Chevrei:
As this newsletter goes to print, we are making final preparations for our transition to the long anticipated rabbinic sabbatical. Rabbi Fred will take leave from our midst on July 1 and return the following July. We will miss him very much! And we have a wonderful group of people who will be with us through the next year in his absence. Rabbi George Driesen, a long-time Adat Shalom member, veteran teacher and Reconstructionist thinker, along with RRC rabbinic student Moti Rieber and Cantor Sue Roemer, will all have roles in our community in the coming year and we welcome them enthusiastically. Rabbi Sid will continue to be a presence in our community and will take a larger role in the coming year on the bimah teaching and leading services.
In addition, we are the beneficiaries of a wonderful gift. Vicki Breman, a member of our community, has offered her services for the coming year as a pastoral counselor. Vicki, in addition to being a person of wisdom and compassion, has completed formal training for this work at Sibley Hospital where she currently serves as a chaplain. She will lead workshops and groups as well as work with people on an individual basis in our community this year. We are working on creating a venue for communication with Vicki — as soon as that is in place, it will be announced to the community.

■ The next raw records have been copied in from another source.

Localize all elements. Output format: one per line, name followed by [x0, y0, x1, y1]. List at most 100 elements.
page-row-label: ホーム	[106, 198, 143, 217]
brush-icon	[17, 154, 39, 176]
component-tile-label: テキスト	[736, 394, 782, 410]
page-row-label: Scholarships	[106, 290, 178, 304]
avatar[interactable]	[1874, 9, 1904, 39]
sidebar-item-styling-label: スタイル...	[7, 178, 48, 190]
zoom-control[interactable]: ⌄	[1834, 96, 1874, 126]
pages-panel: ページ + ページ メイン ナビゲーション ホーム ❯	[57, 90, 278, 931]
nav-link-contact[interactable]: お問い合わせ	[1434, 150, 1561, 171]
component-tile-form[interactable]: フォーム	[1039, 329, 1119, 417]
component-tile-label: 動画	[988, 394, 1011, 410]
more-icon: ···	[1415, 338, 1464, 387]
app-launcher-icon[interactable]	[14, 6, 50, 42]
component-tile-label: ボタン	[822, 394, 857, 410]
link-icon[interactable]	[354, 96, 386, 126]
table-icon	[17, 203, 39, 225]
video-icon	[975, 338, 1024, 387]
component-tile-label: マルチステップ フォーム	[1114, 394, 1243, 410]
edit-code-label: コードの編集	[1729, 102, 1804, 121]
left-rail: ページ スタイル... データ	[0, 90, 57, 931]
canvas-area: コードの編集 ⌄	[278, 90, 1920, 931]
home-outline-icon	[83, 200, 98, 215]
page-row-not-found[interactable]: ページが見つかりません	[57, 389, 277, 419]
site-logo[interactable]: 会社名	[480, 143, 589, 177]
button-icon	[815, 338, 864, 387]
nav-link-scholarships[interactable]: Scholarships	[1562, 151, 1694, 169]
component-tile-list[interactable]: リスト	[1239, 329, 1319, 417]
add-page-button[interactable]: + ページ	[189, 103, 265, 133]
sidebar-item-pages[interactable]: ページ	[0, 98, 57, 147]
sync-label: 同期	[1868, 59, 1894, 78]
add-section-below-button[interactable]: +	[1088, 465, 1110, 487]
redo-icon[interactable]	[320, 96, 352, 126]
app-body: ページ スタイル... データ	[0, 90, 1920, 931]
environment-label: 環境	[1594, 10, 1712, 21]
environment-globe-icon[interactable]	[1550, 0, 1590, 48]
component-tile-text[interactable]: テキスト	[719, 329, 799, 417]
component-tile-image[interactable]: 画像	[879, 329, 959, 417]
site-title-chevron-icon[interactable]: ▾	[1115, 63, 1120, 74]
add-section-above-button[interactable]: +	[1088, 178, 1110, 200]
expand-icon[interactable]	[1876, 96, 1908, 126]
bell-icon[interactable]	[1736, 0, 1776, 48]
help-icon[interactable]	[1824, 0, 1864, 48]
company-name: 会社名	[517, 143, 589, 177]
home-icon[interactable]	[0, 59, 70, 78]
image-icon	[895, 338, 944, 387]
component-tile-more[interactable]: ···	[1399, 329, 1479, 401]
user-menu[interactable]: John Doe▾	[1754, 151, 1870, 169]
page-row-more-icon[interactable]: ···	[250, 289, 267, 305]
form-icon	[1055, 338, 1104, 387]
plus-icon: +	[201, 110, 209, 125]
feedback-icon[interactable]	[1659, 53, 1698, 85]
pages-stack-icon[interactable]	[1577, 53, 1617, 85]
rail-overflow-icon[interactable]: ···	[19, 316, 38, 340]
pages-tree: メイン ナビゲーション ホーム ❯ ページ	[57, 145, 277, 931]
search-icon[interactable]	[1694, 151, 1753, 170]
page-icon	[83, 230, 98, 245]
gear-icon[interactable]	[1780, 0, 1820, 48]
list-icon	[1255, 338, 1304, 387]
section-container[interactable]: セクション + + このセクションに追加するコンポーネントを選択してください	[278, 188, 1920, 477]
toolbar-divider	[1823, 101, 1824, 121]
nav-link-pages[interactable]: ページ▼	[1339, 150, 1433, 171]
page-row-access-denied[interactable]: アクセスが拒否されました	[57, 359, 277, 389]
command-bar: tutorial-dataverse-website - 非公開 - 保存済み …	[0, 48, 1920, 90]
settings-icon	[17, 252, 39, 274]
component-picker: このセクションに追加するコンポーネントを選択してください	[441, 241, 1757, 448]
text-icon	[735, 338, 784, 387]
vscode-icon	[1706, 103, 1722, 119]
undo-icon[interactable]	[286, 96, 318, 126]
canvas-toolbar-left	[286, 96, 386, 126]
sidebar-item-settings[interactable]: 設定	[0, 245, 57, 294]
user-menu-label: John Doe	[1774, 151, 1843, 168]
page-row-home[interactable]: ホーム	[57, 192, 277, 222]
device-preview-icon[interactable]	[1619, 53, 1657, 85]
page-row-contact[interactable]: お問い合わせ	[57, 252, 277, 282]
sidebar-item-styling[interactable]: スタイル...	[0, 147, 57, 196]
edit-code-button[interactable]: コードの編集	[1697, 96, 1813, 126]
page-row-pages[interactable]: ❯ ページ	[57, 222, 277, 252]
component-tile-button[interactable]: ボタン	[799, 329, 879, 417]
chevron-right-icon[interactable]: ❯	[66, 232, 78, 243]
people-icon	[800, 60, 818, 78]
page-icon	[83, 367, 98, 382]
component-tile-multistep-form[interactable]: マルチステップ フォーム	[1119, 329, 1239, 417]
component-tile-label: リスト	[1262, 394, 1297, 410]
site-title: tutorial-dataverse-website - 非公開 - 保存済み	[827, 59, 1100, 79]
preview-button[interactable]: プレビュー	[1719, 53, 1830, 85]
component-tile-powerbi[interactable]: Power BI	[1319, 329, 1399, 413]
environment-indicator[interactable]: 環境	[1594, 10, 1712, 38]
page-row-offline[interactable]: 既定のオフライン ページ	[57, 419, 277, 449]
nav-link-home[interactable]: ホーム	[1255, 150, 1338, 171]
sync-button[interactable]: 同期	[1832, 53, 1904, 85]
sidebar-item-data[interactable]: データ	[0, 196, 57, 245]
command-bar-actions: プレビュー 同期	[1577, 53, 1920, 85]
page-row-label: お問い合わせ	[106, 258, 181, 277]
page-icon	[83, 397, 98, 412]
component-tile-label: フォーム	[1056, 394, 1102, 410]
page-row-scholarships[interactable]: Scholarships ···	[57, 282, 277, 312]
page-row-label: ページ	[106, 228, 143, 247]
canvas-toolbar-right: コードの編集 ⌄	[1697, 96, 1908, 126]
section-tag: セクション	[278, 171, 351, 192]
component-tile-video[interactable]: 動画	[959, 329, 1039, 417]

This coming year will be one of challenge and change for us. Some of us may feel some anxiety about sailing our ship while our captain is, temporarily, in another boat! I recently participated in a meeting in which some of this anxiety was expressed. I said to the group at that meeting something that bears repeating here. While the coming year may be one in which we modify our programmatic goals, our ability to join together as a community, to support one another in sorrow, and celebrate personal and communal high points will not be diminished. We are a community of many gifted and generous-of-spirit members and I believe that this is a year in which we will discover unseen strengths, both individually and as a community. I am reminded of the lesson my kids keep teaching me, which is that when I let go, they prove their competence beyond my expectations. I have to learn to see past what may be imperfect in their effort, and we will have to do the same for our community. As one of my kids recently declared, “it doesn’t have to be perfect — it just has to be good!” Even with all the excellent professional support that will be available to us this coming year, we will find out that our lay- talents and skills will carry us far and our community will be stronger for it.
We can feel very good about the sabbatical that Rabbi Fred will take this year. We are nourishing our own leader, allowing him to refill his cup, both personally and professionally, so that he can return to us even stronger as a leader and scholar. In the meantime, we can look at this year as a sabbatical for ourselves as well! We will learn and grown in ways we might not have without it.
So, as we bid l’hitra’ot (until we see you again) to Rabbi Fred, we can roll up our sleeves and get busy. To Rabbi Fred we say: May you be blessed as you go on your way. May we have the courage to be imperfect as we try on some new roles.